Gözlerim çok fena şişmişlerdi. Ne yapacağım ya!? Soğuk suyla yıkasam biraz geçer.
Yüzümü yıkadım. Eh işte idare ederdi. Hemen aşağı inip banka doğru koşmaya başladım. Bu hızla koşarsam 15 dakikaya ordayım.
Yaklaştığımı farkettiğimde koşmayı bıraktım. Bakugou'yu bankta otururken gördüm. Kafasını çevirdi ve beni gördü.
Ben: Merrhabaaa!
Bakugou: Gözlerin çok şişmiş. 1 buçuk saatte bu kadar fazla nasıl ağladın?!
Ben: Ağlamak artık hobi olarak yaptığım bir iş olduğu için zor olmadı.
Bakugou: Tamam artık zırlamayı bırak. Al.
Elindeki dondurmayı uzattı.
Ben: Teşekkürler. Fakat bu dondurmayı yiyeyim diye mi yoksa göz altlarıma bastırayım diye mi verdin anlayamadım.
Bakugou: Çok komik! Ye diye verdim aptal.
Ben: Tamam ya. Teşekkürler!
Banka oturdum. Kafam önüme eğik bir şekilde dondurmayı yemeye başladım.
Bakugou: Ee şimdi nasılsın?
Kollarını bankın üzerine doğru açıp geri yaslandı.
Ben: Çok daha iyiyim. Ağlamamı bitirdikten sonra bana yazmasaydın muhtemelen bu gece üzüntüden ölürdüm.
Bakugou: Yine saçmaladın!
Ben: Hayır. Hem de hiç.
Bakugou: Beni dinle. Ben yanında olduğum sürece senin ölmene asla izin vermem anlıyor musun?!
Ben: Anlıyorum.
Gülümsedim. O da hafifçe gülümsedi. Gerçekten ne kadar tatlı!
Ayağa kalktı. Elini uzattı.
Bakugou: Ee hadi biraz dolaşalım. Yapıştın oraya!
Ben: Tamam ya.
Elini tuttum. Yürümeye başladık.
Bakugou: Çok sevimlisin.
Ne? Bunu o mu söyledi gerçekten??
Ben: T-teşekkür ederim?
Bakugou: Banana Fish'i okuduğunda ağlayacağını düşünüyordum ama sen alışıksın ağlamalara.

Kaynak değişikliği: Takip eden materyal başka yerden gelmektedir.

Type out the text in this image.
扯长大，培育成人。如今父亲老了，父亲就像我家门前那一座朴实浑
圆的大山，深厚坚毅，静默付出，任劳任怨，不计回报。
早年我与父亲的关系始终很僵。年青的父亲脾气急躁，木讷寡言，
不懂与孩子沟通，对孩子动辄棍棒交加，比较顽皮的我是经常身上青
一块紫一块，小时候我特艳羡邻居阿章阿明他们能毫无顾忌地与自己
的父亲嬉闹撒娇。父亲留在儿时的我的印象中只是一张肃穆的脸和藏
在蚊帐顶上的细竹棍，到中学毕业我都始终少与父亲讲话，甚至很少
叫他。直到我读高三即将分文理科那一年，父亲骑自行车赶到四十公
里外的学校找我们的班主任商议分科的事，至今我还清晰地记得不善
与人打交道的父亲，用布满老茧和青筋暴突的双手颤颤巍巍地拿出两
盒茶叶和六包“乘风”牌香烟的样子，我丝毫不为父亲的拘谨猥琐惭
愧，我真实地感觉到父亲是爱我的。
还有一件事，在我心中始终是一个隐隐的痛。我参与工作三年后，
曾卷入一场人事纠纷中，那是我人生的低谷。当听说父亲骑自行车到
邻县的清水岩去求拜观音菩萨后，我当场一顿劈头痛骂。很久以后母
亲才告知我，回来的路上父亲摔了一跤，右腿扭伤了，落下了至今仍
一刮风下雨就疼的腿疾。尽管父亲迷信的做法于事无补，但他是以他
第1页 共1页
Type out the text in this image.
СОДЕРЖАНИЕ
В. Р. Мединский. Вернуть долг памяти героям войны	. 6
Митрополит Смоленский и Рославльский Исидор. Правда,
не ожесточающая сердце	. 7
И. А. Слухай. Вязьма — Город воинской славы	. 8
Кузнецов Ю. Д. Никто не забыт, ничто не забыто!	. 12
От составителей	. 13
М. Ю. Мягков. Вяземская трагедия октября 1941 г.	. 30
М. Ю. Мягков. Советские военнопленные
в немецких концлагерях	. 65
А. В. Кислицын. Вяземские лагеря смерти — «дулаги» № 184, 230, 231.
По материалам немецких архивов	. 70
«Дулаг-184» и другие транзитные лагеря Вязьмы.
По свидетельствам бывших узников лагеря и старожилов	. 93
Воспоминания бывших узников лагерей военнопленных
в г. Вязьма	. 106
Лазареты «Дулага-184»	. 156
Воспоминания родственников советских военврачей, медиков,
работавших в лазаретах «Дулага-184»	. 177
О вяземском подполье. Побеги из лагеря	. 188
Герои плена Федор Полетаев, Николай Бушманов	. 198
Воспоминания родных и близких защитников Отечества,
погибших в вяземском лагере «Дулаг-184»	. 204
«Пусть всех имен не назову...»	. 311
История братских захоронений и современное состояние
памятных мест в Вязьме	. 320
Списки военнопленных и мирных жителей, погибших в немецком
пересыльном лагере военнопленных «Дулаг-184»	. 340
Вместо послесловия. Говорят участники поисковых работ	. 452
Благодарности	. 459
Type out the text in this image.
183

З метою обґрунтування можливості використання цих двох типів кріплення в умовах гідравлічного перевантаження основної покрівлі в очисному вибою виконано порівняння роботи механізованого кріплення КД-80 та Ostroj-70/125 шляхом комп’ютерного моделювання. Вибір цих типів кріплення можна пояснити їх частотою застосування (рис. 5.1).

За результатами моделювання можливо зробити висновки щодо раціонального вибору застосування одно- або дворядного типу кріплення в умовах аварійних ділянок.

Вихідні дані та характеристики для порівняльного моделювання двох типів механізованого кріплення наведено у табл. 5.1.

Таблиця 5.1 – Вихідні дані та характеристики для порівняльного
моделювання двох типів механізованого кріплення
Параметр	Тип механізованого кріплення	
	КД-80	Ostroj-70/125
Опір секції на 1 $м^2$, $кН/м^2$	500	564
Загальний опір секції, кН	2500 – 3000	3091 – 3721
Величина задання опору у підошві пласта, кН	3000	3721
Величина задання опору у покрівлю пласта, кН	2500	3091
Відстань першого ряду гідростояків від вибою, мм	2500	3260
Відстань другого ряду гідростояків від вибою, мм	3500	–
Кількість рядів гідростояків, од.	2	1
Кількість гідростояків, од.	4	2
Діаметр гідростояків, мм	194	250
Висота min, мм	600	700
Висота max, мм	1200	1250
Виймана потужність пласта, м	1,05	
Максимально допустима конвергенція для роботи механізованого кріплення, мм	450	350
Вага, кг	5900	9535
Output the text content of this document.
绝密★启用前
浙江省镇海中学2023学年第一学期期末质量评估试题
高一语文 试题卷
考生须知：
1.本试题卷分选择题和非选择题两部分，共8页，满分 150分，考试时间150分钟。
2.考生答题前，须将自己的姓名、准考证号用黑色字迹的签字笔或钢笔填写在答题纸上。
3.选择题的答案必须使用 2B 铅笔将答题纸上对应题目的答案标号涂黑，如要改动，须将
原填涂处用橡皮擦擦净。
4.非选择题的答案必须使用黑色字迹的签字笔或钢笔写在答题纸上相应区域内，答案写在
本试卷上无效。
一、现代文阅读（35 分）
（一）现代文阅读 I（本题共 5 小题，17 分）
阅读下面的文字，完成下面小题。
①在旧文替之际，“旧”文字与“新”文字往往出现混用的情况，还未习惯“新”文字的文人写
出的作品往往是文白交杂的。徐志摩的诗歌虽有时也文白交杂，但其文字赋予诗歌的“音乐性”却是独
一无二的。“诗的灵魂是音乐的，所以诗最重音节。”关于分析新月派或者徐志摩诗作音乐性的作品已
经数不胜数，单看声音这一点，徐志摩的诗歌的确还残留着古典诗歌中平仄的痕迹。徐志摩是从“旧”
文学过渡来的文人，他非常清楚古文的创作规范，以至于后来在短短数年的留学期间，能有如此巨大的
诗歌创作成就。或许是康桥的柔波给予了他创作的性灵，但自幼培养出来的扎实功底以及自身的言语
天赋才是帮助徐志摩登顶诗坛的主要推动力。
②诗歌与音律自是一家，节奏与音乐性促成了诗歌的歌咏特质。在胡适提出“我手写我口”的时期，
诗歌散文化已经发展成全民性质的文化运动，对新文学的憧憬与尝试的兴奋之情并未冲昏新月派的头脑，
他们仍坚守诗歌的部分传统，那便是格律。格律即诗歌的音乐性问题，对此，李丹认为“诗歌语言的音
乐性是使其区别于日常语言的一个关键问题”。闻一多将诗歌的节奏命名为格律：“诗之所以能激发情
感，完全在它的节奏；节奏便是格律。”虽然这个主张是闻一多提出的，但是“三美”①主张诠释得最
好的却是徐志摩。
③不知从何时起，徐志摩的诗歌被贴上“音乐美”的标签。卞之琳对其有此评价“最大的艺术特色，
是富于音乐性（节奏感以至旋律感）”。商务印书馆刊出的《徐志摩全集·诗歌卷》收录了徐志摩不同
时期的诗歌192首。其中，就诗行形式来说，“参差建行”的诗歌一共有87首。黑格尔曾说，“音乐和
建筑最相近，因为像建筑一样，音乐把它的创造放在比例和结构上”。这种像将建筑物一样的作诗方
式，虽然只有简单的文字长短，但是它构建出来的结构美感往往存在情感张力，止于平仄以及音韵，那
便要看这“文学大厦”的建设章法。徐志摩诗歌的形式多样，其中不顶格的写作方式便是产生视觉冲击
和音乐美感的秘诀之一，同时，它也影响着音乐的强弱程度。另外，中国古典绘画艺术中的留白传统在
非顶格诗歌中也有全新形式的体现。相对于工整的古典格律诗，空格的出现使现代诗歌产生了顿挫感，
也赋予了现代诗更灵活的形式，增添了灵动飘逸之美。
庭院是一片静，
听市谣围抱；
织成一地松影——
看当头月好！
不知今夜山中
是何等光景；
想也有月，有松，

Ben: Ne diyebilirim ki? Haklısın.
Bakugou: Evet. Her zaman öyleyim.
Ufak bir kahkaha attım.
Ben: Evet, öylesin.
Nereye gideceğimizi bilmeden yürüyoruz. Güneş son ışıklarıyla Japonya'ya veda ediyordu. En başta diyordum ya hani Japonya'nın en sevdiğim zamanı yaz akşamlarıdır diye.
Biraz ekleme yapmam gerekiyor.
Japonya'nın en sevdiğim zamanı yaz akşamları Katsuki ile beraber yürümekmiş...
Kendimi çok mutlu hissediyorum...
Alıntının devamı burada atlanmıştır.